Russian equities rose for the first time in three days as OAO Uralkali, the world’s largest potash producer by output, surged after a 13 percent slump.
The benchmark Micex Index added 0.1 percent to 1,403.14 by the close in Moscow, a 1.3 percent decline in the week. Uralkali gained as much as 4.3 percent, closing up 1.6 percent at 189.43 rubles. OAO Gazprom, Russia’s biggest company and natural-gas export monopoly, increased 0.7 percent to 128.80 rubles.
Russia-dedicated funds attracted $12 million in the week ended July 24, compared with $102 million in the week earlier, according to an e-mailed note from UralSib Capital, citing EPFR Global data. Uralkali lost 13 percent over four days as banks including VTB Capital and Goldman Sachs Group Inc. cut the stock’s rating.
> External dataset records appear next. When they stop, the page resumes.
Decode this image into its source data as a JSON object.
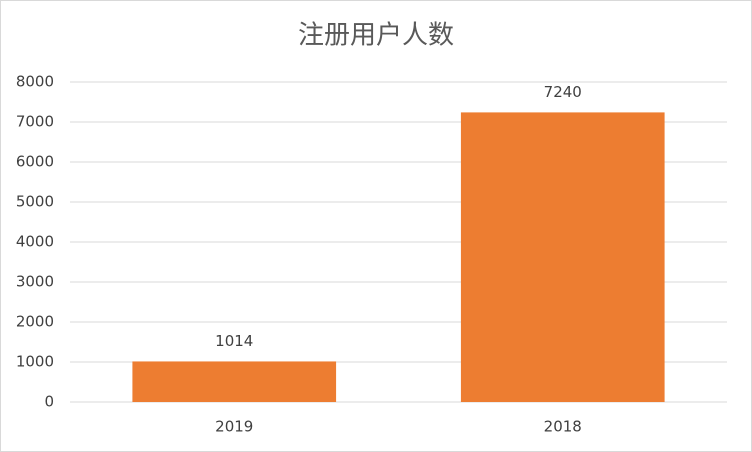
{
  "chart_data": {
    "type": "bar",
    "title": "注册用户人数",
    "categories": [
      "2019",
      "2018"
    ],
    "values": [
      1014,
      7240
    ],
    "color": "#ed7d31",
    "ylim": [
      0,
      8000
    ],
    "yticks": [
      0,
      1000,
      2000,
      3000,
      4000,
      5000,
      6000,
      7000,
      8000
    ],
    "grid": true,
    "data_labels": true
  }
}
The company said July 22 it had bought about $1.3 billion of its own shares under a one-year $1.6 billion buyback program.
“The market fell for two days and now we’re seeing a return of investor interest for riskier assets,” Aleksei Belkin, who helps manage about $4.4 billion in assets as chief investment officer at Kapital Asset Management LLC, said in Moscow. “Uralkali dropped for several days, the stock is rebounding.”
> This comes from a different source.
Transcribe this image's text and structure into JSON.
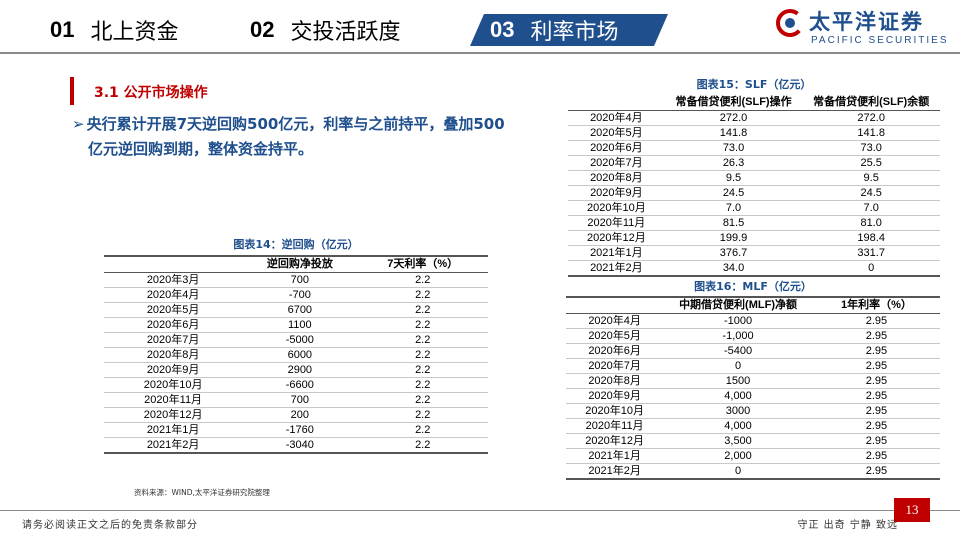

Billionaire Alexander Nesis sold shares in Uralkali two weeks after the company bought out fellow shareholder Zelimkhan Mutsoev for $1.3 billion, according to three people with knowledge of the matter. The press services of Nesis’s ICT Group and Uralkali press service declined to comment. Uralkali was the Micex’s biggest weekly decliner with a 12 percent drop.
The dollar-denominated RTS Index sank 0.4 percent to 1,348.37. Crude oil retreated 1.3 percent to $104.14 a barrel in New York. Russia receives about 50 percent of its budget revenue from oil and natural gas sales. Standard & Poor’s GSCI Index of commodities dropped 0.9 percent, the third day of declines.
The Micex climbed 1.7 percent last week on speculation the U.S. Federal Reserve will keep stimulus in place. Russia’s equities trade at the cheapest valuations based on estimated earnings among 21 emerging economies tracked by Bloomberg.
While Bank Rossii kept its main rates unchanged on July 12, it introduced a one-year floating-rate facility with a starting cost of 5.75 percent, compared with its 7.5 percent fixed-rate for similar-maturity loans. Russia’s economy grew 1.6 percent in the first three months, spurring calls for easing.
The volume of shares traded on the Micex was 26 percent below the 30-day average, data compiled by Bloomberg show, while 10-day price swings fell to 12.32. The 50-member Micex’s 4.9 percent decline in 2013 compares with a 1.7 percent increase for India’s benchmark Sensex Index and a 20 percent loss for Brazil’s Ibovespa Index.
The 14-day relative strength index on the Micex climbed to 59 from 58 yesterday. The RSI measures how rapidly prices have advanced or dropped during a specified time period. Readings below 30 indicate a security may be poised to rise, while those above 70 signal a potential drop.
The Russian Volatility Index, which measures expected swings in RTS futures, fell 3.8 percent, the sixth day of declines. The Bloomberg Russia-US Equity Index of the most-traded Russian companies in the U.S. decreased 0.8 percent to 90.88, the third day of declines.
The Micex trades at 5.3 times its 12-month estimated earnings, compared with a multiple of 10 for the MSCI Emerging Markets Index.